Descriptive marketing research methods most often require the collection and analysis of quantitative data using primary methods such as surveys. After learning how to design and administer a survey instrument, it is critical that you learn how to code and analyze the results. This topic introduces you to how Excel can be used to code surveys. Although most marketing research organizations often prefer to code and analyze survey data using a statistical analysis package like SPSS, Excel can play one of several important roles:

  • It is a useful learning tool for first-time researchers - if you can code data in Excel, you will be able to code it in a package like SPSS
  • It allows the researcher to take a first look at his or her data, e.g. while still in the field
  • Excel is universal and so provides a useful tool for communicating with the client (who may not have access to a package like SPSS)

Under Final Note and Samples (below in this page), you can download the sample Excel file used in this tutorial.

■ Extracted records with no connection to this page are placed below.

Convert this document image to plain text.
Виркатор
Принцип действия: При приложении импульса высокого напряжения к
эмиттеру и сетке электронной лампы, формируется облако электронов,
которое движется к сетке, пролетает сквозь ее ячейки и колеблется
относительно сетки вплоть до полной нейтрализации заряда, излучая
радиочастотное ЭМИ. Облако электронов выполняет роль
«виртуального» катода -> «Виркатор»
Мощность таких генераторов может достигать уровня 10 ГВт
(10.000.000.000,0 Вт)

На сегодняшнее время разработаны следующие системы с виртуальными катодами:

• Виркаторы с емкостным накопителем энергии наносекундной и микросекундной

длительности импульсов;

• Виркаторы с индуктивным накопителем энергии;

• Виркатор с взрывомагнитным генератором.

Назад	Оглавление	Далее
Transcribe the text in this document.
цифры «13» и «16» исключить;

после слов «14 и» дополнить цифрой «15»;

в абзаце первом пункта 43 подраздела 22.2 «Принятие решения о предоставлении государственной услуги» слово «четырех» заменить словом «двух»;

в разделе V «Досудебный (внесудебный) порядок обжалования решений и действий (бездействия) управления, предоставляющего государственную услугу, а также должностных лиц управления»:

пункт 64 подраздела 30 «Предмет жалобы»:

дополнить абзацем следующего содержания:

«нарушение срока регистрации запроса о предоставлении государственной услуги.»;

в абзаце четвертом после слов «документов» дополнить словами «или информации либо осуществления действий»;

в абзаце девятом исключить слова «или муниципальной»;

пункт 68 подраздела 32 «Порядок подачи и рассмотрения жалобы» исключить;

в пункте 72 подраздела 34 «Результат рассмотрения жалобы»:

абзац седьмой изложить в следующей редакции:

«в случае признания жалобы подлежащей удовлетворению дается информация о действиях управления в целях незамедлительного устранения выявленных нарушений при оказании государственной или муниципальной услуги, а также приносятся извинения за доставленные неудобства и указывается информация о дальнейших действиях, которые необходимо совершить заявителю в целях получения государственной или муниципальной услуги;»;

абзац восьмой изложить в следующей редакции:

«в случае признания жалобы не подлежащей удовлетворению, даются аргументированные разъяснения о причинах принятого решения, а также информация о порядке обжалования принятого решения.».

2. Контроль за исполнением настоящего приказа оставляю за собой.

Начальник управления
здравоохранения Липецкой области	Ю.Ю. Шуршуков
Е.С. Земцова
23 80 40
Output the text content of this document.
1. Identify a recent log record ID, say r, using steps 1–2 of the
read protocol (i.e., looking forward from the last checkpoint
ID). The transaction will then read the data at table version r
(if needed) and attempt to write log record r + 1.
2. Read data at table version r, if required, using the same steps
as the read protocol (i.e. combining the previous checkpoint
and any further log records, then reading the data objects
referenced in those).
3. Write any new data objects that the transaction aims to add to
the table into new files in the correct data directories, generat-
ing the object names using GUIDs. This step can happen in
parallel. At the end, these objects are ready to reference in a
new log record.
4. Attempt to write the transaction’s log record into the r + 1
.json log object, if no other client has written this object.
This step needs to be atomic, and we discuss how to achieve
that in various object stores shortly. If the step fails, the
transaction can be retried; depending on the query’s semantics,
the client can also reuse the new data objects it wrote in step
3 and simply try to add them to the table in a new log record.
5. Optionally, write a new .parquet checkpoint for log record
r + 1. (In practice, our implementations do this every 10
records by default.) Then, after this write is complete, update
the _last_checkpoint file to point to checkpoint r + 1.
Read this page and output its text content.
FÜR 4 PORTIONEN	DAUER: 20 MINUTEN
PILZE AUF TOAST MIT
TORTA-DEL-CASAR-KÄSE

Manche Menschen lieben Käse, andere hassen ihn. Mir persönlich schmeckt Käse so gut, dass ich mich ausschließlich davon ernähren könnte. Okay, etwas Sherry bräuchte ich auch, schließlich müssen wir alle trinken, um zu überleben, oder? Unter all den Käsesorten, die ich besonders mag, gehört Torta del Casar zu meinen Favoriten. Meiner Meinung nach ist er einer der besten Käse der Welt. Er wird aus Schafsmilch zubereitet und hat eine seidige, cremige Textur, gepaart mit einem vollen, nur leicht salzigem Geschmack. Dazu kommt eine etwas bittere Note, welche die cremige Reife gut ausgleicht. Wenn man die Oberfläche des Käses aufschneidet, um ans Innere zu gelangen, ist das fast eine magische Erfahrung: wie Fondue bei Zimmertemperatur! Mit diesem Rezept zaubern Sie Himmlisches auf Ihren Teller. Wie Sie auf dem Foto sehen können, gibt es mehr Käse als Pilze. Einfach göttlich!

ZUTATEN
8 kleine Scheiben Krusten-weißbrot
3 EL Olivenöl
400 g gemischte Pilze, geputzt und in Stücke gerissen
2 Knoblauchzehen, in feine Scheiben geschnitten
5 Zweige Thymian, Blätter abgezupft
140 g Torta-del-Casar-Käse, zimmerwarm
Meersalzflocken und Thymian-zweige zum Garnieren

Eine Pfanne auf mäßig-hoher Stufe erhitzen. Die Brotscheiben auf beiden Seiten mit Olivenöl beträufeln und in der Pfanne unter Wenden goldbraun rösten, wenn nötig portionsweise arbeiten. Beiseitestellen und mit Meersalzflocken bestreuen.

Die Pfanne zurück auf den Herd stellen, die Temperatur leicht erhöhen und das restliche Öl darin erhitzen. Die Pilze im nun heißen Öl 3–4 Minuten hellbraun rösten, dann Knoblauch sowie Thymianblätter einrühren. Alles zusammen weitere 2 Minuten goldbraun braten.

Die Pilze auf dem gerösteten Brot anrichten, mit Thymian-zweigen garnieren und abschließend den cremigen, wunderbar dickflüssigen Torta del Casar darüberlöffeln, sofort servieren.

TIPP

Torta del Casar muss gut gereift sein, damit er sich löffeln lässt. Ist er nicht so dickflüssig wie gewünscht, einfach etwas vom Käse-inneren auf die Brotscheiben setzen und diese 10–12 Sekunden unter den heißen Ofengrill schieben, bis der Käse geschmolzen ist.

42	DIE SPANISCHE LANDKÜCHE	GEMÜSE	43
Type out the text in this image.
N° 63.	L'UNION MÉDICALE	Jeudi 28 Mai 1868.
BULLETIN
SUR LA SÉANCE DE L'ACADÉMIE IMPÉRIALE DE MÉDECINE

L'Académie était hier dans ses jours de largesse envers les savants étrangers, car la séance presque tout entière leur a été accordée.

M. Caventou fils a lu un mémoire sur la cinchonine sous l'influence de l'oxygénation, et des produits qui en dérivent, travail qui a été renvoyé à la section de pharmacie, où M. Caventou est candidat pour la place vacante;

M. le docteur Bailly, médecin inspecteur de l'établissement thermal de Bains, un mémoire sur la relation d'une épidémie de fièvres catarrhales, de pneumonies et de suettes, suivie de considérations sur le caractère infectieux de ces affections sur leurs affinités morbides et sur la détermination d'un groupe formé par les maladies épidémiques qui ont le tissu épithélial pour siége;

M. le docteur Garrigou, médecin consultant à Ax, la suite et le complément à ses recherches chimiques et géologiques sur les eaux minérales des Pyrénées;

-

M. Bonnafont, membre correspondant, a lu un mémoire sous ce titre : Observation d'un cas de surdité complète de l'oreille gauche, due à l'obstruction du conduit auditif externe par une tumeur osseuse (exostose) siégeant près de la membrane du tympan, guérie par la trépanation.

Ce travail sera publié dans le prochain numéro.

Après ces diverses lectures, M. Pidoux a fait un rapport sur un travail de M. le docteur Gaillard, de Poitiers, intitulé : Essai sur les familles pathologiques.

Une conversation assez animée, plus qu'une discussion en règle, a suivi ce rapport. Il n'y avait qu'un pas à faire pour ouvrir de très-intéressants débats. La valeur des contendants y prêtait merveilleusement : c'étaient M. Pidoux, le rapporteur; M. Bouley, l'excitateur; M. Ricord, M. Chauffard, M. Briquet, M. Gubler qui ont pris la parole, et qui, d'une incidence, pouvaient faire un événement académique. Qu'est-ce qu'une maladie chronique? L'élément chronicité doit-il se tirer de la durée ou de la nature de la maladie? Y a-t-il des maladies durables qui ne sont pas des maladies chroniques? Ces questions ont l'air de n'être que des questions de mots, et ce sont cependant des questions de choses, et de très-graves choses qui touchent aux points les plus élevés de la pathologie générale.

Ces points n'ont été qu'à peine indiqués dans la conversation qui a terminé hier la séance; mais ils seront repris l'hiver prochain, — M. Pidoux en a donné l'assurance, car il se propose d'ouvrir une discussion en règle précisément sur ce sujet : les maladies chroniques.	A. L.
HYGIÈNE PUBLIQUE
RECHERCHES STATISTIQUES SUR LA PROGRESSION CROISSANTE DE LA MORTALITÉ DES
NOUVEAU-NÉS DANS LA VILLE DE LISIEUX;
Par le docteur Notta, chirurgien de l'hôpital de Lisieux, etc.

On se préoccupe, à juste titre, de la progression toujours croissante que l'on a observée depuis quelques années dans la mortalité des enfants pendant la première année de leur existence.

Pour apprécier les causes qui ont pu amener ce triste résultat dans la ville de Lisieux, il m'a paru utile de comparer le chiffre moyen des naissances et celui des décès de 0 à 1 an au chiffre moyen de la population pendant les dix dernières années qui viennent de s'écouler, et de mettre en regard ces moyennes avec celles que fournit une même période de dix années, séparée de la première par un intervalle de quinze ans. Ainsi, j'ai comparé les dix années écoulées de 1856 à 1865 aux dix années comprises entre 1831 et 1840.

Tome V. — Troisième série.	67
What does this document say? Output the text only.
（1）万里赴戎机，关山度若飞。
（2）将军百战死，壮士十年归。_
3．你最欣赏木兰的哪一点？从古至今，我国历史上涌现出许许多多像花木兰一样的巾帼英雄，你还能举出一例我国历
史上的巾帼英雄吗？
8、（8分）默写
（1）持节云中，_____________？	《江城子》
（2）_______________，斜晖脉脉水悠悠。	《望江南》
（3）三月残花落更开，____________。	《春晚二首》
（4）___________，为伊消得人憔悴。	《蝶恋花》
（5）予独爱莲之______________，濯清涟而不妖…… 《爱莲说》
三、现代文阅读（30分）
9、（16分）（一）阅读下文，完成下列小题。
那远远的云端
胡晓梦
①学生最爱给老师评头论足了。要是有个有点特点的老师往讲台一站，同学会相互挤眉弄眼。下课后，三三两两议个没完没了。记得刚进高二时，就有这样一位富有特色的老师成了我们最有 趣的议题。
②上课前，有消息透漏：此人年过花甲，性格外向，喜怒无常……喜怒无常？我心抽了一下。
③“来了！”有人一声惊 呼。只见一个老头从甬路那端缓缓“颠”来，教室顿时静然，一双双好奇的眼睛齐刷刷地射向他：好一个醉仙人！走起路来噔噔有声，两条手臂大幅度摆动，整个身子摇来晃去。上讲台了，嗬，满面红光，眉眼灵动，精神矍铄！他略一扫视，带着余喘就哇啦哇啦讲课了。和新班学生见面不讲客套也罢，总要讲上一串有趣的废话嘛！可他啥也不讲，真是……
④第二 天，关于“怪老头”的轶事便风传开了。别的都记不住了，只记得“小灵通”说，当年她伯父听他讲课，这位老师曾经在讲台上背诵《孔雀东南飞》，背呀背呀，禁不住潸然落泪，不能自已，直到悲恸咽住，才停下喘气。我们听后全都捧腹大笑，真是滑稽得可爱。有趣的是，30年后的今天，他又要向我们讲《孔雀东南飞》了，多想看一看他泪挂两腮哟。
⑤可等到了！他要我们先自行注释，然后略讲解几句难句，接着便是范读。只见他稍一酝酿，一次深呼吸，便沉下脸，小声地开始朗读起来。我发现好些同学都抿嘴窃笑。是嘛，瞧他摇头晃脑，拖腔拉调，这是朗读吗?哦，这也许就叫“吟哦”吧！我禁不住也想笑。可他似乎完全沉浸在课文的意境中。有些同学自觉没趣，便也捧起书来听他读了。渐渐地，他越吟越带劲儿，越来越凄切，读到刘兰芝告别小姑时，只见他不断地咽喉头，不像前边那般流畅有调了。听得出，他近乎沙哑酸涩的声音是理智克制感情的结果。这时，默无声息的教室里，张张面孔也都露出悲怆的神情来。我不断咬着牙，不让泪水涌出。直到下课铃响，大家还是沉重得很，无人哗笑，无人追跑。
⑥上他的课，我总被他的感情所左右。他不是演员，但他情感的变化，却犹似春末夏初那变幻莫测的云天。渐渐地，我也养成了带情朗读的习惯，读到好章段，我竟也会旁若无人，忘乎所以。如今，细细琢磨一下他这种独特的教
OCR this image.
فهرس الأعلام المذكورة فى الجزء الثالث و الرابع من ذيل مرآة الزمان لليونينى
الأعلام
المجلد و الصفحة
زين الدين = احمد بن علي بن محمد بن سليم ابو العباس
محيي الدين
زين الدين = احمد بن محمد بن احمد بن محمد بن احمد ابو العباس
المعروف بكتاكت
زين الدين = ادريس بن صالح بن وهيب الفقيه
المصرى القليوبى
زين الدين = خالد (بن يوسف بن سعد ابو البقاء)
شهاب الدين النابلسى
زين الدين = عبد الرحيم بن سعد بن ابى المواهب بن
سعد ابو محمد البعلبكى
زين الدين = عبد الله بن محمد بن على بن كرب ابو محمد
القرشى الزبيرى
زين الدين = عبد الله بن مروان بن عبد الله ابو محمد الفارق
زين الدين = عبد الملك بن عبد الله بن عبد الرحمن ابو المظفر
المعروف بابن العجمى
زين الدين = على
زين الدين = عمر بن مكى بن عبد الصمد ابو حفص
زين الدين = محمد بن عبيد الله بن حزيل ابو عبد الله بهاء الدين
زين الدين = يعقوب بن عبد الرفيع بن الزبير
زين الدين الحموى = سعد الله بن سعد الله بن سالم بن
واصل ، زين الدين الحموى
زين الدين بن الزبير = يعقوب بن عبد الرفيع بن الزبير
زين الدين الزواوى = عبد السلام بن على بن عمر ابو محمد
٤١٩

You can also work through the tutorial yourself and create it from scratch.

Learning Activities

(How the levels of understanding will be gained)

Learning activities for this topic
Type Name Direction
Reading
Self-directed
Laboratory
  • This topic usually accompanies a laboratory session where the steps in the topic notes can be attempted and feedback can be obtained
  • You can download the sample Excel files below under Final Note and Samples
Instructor-directed
Personal activities
  • e.g. reflection and review
Self-directed

Topic Notes: Entering and Coding the Data

These topic notes provide an introduction to entering and coding survey data in Excel. We'll use a simple sample survey as an example, and to get familiar with the basic steps, we'll start by looking at small sample of the entire data set.

If you need a refresher on variable types, including dependent and independent, and categorical and numerical, we recommend you check out these sites: Variables and Variables in Data Sets.

Sample Survey

Let's assume that you've administered a survey like this one to everyone in your class:

And, to keep things simple for the purposes of this topic, let's only code the data for the following open-ended questions:

  • Question 2: Gender
  • Question 3: Age
  • Question 4: Eye color

Sample Data

Let's further assume that you have the following data for these questions for the first four respondents. The goal of this exercise is to learn how to enter and code this data.

Image:Coding_in_Excel_1.PNG

Setting up the spreadsheet

The first thing you need to do is create a new spreadsheet into which you can enter the data.

1. Open the spreadsheet:

  • From the taskbar, choose Start > All Programs > Microsoft Office > Microsoft Office Excel 2003
  • A window will appear with an empty worksheet

2. Save the new worksheet:

  • Select File > Save As from the menu bar
  • Choose an appropriate location for the file on your computer's hard drive or on your network drive
  • Enter a suitable filename, such as "A Survey of My Classmates.xls"
  • Press the button marked Save

3. Enter the column headings, so your worksheet looks like the one below. You will need to adjust the widths of the columns to make it look like this one. You may also wish to rename the current sheet to "Survey Data", as has been done below.


Entering the data

Next you need to enter the sample data given above. This is done and shown below.

Notice the following:

  • It is common practice to assign an ID# to each respondent's survey. By writing this ID# on the survey itself and in the spreadsheet, you can always go back to the original survey instruments - even if they get out of order in the future.
  • For categorical variables, we write the full name corresponding to the data types, e.g. "male" and "green"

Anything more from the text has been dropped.